About the company

Leroy Merlin of GROUPE ADEO is an international home improvement and gardening retailer. Our retail chain in Russia includes 75 stores, and the hypermarket in Krasnogorsk is the global leader in terms of turnover and number of customers.

Company goal

A major goal for Leroy Merlin is to build a platform to manage data for today’s decentralized data flows. This includes over 100 different databases, including web analytics, product data, and consumer shopping cart data.

Two main requirements for the platform:

  • Scalability at all levels.
  • Capacity to evolve into a hybrid solution.

As soon as we build the platform, we’ll launch predictive analytics to bring together data from completely different sources, both internal and external.

At the beginning of the project, we couldn’t accurately estimate the total data volume, which is why we decided to launch a pilot in the cloud.

Solution

For the project, we used Yandex Compute to create a fleet of virtual machines and Yandex Object Storage to provide scalable storage.

To implement the project, we had to integrate multiple data sources, bring the data together in a scalable database, and start running analytics. The implemented solution is as follows:

  • NiFi — Greenplum — Kafka.
  • Write-ahead logging in Kafka.
  • Data flow to Source 1.

To deploy a massively parallel database, we went with Greenplum, an open-source MPP DBMS. For data transport, we chose Kafka and NiFi. Our choice was motivated by the fact that before the start of the project, our contractors tested Yandex Cloud and proved we could build a cluster that meets our requirements without substantial performance degradation.

In the beginning of 2019, the system’s core was a Greenplum cluster of seven nodes: 2 hosts with 12 vCPU, 72 GB RAM, and 5 hosts with 32 vCPU, 256 GB RAM, and 5 TB SSD.

Results

The main result of the first stage was the deployed cluster that could accept 12.5 TB of uncompressed data and the launch of the Hadoop and S3 workbenches and Spark processing.

In practice this meant minimized time costs:

  • Adding Greenplum nodes in a single click.
  • Creating a Greenplum/Spark/Hadoop sandbox in 10 minutes.

In the near future, we plan to expand the data volumes to 70 TB.

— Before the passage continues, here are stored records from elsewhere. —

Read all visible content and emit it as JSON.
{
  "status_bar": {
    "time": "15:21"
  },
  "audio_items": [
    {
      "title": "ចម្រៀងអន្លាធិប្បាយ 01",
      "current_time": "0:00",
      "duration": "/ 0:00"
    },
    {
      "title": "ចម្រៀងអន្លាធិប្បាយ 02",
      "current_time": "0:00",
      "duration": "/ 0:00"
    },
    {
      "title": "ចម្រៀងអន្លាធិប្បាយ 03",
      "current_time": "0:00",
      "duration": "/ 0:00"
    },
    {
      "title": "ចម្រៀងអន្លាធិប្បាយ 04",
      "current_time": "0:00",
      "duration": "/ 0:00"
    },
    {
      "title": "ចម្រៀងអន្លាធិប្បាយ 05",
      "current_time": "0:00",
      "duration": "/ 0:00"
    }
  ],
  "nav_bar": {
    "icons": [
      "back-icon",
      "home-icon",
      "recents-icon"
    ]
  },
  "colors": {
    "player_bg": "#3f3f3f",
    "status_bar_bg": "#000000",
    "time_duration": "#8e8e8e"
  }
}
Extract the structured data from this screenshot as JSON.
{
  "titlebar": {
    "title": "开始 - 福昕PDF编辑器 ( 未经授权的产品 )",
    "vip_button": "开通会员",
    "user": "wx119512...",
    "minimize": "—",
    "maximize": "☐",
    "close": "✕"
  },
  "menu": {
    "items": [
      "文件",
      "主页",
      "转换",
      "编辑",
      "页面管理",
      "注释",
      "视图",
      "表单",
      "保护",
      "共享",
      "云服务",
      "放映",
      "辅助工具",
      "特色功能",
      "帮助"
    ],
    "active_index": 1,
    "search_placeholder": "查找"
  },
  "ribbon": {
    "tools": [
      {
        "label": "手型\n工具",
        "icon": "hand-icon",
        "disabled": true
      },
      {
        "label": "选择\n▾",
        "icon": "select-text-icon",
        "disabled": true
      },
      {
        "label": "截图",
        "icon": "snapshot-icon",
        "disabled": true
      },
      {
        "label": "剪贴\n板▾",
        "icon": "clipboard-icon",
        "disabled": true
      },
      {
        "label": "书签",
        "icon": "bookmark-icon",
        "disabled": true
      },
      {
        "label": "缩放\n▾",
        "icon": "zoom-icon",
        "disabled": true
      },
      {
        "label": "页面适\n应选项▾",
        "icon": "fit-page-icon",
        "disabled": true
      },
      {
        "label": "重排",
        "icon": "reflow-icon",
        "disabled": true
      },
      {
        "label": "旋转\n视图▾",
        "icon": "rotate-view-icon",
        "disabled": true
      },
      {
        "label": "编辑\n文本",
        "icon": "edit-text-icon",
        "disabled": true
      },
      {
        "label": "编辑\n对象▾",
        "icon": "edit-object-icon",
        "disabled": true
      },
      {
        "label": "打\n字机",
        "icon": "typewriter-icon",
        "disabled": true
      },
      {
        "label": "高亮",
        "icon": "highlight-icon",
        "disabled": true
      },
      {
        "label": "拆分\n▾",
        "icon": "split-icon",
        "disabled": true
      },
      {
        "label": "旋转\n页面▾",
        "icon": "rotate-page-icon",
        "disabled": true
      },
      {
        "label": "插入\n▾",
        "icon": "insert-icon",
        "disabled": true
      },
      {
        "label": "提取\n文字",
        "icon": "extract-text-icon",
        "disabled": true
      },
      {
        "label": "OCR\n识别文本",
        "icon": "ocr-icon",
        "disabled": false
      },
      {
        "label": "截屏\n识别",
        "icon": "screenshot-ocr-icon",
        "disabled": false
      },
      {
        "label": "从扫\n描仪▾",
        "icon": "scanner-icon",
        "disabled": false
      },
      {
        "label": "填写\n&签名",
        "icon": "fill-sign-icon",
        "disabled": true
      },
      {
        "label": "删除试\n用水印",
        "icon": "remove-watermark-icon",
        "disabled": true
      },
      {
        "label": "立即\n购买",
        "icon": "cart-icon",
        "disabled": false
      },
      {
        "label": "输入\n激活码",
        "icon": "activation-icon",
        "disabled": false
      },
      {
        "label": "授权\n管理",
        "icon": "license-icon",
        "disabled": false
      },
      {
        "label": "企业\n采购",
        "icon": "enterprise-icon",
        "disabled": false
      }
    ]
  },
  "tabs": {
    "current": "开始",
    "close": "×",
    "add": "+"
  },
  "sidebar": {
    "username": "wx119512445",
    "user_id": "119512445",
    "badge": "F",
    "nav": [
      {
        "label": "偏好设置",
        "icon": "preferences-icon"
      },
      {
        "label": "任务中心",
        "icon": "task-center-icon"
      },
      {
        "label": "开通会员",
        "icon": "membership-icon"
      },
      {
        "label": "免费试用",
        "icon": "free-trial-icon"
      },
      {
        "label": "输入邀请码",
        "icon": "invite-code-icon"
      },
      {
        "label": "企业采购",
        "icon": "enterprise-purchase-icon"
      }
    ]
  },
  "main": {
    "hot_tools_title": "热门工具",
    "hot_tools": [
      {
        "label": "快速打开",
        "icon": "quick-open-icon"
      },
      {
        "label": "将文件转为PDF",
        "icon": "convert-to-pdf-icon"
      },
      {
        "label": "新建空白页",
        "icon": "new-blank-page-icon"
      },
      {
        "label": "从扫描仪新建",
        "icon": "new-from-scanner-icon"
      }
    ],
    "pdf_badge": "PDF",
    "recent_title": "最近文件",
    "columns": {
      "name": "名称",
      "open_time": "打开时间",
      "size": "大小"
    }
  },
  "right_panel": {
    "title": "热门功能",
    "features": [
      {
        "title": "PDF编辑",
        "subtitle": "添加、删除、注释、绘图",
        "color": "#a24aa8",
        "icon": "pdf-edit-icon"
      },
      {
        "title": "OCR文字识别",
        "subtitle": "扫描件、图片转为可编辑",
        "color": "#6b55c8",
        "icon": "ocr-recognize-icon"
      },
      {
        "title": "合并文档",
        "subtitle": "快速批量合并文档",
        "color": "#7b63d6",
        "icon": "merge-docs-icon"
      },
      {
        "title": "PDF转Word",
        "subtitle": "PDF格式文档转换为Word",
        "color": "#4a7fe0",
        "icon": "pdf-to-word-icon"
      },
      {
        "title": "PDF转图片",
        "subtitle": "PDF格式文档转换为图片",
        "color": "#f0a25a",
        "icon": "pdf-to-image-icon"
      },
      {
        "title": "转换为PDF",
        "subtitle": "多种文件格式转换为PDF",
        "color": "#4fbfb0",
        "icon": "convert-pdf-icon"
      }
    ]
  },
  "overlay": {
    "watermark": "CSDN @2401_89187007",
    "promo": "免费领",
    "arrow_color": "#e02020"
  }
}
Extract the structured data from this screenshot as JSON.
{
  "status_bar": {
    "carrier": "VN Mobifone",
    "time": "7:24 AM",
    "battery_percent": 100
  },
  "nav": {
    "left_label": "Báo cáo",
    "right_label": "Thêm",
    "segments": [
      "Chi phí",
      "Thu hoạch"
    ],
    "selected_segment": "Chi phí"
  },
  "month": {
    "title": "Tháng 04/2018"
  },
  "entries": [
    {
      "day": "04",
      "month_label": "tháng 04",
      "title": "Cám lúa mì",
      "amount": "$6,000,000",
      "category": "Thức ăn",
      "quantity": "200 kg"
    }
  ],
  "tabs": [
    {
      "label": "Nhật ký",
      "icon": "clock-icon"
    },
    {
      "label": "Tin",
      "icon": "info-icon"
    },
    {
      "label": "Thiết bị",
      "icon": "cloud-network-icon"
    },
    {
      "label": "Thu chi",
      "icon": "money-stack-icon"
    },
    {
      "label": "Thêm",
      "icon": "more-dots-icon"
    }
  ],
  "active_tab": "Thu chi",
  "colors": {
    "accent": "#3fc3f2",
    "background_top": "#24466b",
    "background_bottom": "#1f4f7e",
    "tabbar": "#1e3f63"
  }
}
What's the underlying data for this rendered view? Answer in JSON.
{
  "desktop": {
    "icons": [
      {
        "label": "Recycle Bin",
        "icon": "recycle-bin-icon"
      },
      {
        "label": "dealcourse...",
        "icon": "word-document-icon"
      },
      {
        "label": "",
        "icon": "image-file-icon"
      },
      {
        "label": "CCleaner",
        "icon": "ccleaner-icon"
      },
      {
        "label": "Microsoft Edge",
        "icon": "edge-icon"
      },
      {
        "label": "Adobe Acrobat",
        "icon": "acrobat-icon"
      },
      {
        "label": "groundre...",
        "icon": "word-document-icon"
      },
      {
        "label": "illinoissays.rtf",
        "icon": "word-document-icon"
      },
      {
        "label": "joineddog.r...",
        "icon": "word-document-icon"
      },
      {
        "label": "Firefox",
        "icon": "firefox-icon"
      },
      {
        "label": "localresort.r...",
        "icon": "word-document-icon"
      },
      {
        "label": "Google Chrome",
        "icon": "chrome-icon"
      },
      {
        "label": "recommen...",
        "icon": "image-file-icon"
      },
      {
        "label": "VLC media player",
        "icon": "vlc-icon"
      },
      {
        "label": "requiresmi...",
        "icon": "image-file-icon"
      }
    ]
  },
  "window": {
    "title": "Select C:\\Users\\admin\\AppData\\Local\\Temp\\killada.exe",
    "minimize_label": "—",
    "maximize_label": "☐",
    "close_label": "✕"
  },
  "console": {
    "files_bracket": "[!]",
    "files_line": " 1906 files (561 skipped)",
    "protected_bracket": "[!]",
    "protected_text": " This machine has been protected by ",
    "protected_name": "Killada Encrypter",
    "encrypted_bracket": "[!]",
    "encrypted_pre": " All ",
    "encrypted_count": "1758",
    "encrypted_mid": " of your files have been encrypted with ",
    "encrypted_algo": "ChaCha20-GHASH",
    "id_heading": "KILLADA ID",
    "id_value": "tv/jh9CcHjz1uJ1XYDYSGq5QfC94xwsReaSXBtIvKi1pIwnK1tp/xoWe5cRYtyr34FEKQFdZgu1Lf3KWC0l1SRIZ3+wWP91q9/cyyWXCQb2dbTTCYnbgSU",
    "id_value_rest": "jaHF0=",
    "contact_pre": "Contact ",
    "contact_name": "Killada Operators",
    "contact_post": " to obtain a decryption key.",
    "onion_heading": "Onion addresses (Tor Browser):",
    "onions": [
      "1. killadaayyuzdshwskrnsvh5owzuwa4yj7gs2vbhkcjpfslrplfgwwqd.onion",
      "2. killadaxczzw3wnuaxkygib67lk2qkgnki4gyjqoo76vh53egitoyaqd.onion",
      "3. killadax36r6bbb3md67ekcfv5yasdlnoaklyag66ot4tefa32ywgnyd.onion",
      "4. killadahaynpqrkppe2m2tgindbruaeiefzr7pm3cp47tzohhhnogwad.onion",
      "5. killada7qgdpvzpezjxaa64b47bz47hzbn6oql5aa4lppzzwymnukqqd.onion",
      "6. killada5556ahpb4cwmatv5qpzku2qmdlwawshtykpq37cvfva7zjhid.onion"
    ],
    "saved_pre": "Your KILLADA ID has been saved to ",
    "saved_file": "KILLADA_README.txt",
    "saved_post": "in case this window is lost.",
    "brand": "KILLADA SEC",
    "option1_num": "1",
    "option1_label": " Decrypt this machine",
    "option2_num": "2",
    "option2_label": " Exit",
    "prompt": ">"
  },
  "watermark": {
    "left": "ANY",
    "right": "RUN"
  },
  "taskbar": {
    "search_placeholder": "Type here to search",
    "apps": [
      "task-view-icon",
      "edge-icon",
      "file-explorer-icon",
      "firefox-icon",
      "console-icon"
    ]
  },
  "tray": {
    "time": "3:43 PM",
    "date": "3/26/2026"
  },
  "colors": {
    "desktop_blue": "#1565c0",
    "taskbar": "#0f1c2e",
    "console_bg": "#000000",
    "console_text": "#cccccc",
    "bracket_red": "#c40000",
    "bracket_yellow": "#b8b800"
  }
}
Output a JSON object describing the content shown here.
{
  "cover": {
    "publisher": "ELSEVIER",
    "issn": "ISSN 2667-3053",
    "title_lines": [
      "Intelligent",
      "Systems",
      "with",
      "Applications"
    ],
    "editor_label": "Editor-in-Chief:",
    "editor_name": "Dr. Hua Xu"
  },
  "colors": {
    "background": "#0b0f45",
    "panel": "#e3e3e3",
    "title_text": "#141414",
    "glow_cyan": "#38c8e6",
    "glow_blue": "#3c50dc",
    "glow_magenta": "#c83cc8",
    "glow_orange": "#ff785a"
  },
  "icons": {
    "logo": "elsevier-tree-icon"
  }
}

During project implementation, we formulated the Indispensable rules for a business team in the digital age:

  • Each business unit owns their data.
  • The data owner is in charge of keeping the data available to the business in real time.
  • The data owner is responsible for managing and describing data.
  • Data operations cost money.

End user billing might be added at the first stage, but shouldn’t restrict user access to the digital platform. In this case, it’s important to understand the logic of cost estimations and in the future, subsequent usage cost allocation across business uses.

Opinion

Dmitry Shostko,
Chief Data Officer at Leroy Merlin East
Dmitry Shostko,
Chief Data Officer at Leroy Merlin East

We chose Yandex Cloud for its maturity, potential, and opportunities for collaborative growth. Yandex Cloud experts made every effort to provide maximum operability with the performance required by a particular Leroy Merlin platform component under the pilot project. Today’s service usage is only 5% of our future consumption. The cloud is our chance to get the scalability gene and embed it in the DNA of our business.